お判りでしょうか?ツリービュー上で選択したものは、面以外に、エッジや頂点まで選択されてしまっています。この事に気づくまで、随分回り道をしてしまいました(-_-;)
要するに、面の選択は3D画面上で、すべての面(全部で約50面!)を一つづつ根気よくピックしてやらなければならなかった、ということです。
ただ、これをやろうとすると、モデルを大きく拡大して、色々視る方向を変えてやらないと、うまくピックできません。
コツ2・・・グルグル回転を止めるには
問題は、視方向の回転操作をしているうちに、マウス操作を少し間違えると、モデルが勝手にグルグル回転し出してしまう事です。
通常の場合だと、3Dビュー画面上で、マウスクリックしてやれば回転は止まってくれます。しかしこの場合、その方法で回転を止めると、それまで苦労してピックアップした面がすべてリセットされてしまうことでした。
この事があったので、尚更にツリービュー画面上で選択する方法に拘って、余分な回り道をしていたのでした。

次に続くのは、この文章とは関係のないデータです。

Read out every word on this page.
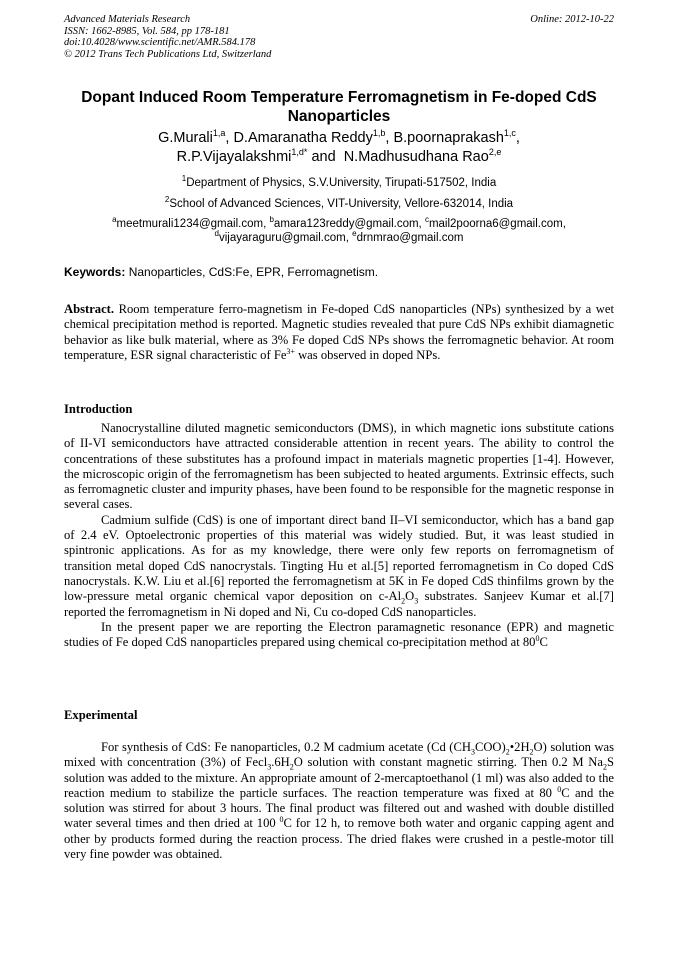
Advanced Materials Research
ISSN: 1662-8985, Vol. 584, pp 178-181
doi:10.4028/www.scientific.net/AMR.584.178
© 2012 Trans Tech Publications Ltd, Switzerland
Online: 2012-10-22
Dopant Induced Room Temperature Ferromagnetism in Fe-doped CdS
Nanoparticles
G.Murali$^{1,a}$, D.Amaranatha Reddy$^{1,b}$, B.poornaprakash$^{1,c}$,
R.P.Vijayalakshmi$^{1,d*}$ and N.Madhusudhana Rao$^{2,e}$
$^1$Department of Physics, S.V.University, Tirupati-517502, India
$^2$School of Advanced Sciences, VIT-University, Vellore-632014, India
$^a$meetmurali1234@gmail.com, $^b$amara123reddy@gmail.com, $^c$mail2poorna6@gmail.com,
$^d$vijayaraguru@gmail.com, $^e$drnmrao@gmail.com
Keywords: Nanoparticles, CdS:Fe, EPR, Ferromagnetism.

Abstract. Room temperature ferro-magnetism in Fe-doped CdS nanoparticles (NPs) synthesized by a wet chemical precipitation method is reported. Magnetic studies revealed that pure CdS NPs exhibit diamagnetic behavior as like bulk material, where as 3% Fe doped CdS NPs shows the ferromagnetic behavior. At room temperature, ESR signal characteristic of $Fe^{3+}$ was observed in doped NPs.

Introduction

Nanocrystalline diluted magnetic semiconductors (DMS), in which magnetic ions substitute cations of II-VI semiconductors have attracted considerable attention in recent years. The ability to control the concentrations of these substitutes has a profound impact in materials magnetic properties [1-4]. However, the microscopic origin of the ferromagnetism has been subjected to heated arguments. Extrinsic effects, such as ferromagnetic cluster and impurity phases, have been found to be responsible for the magnetic response in several cases.

Cadmium sulfide (CdS) is one of important direct band II–VI semiconductor, which has a band gap of 2.4 eV. Optoelectronic properties of this material was widely studied. But, it was least studied in spintronic applications. As for as my knowledge, there were only few reports on ferromagnetism of transition metal doped CdS nanocrystals. Tingting Hu et al.[5] reported ferromagnetism in Co doped CdS nanocrystals. K.W. Liu et al.[6] reported the ferromagnetism at 5K in Fe doped CdS thinfilms grown by the low-pressure metal organic chemical vapor deposition on $c-Al_2O_3$ substrates. Sanjeev Kumar et al.[7] reported the ferromagnetism in Ni doped and Ni, Cu co-doped CdS nanoparticles.

In the present paper we are reporting the Electron paramagnetic resonance (EPR) and magnetic studies of Fe doped CdS nanoparticles prepared using chemical co-precipitation method at $80^0C$

Experimental

For synthesis of CdS: Fe nanoparticles, 0.2 M cadmium acetate (Cd $(CH_3COO)_2•2H_2O$) solution was mixed with concentration (3%) of $Fecl_3.6H_2O$ solution with constant magnetic stirring. Then 0.2 M $Na_2S$ solution was added to the mixture. An appropriate amount of 2-mercaptoethanol (1 ml) was also added to the reaction medium to stabilize the particle surfaces. The reaction temperature was fixed at 80 $^0$C and the solution was stirred for about 3 hours. The final product was filtered out and washed with double distilled water several times and then dried at 100 $^0$C for 12 h, to remove both water and organic capping agent and other by products formed during the reaction process. The dried flakes were crushed in a pestle-motor till very fine powder was obtained.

3Dビュー画面上でマウスクリックする以外に、この回転を止める方法はないものかと、今回改めて、試行錯誤した所、
標準ビュー選択メニュー(上図)のうち、赤枠で囲った部分のボタンを使えば、指定の視方向になって回転が止まり、ピックアップした面もリセットされないということが判りました。
これにて、ようやく一件落着です。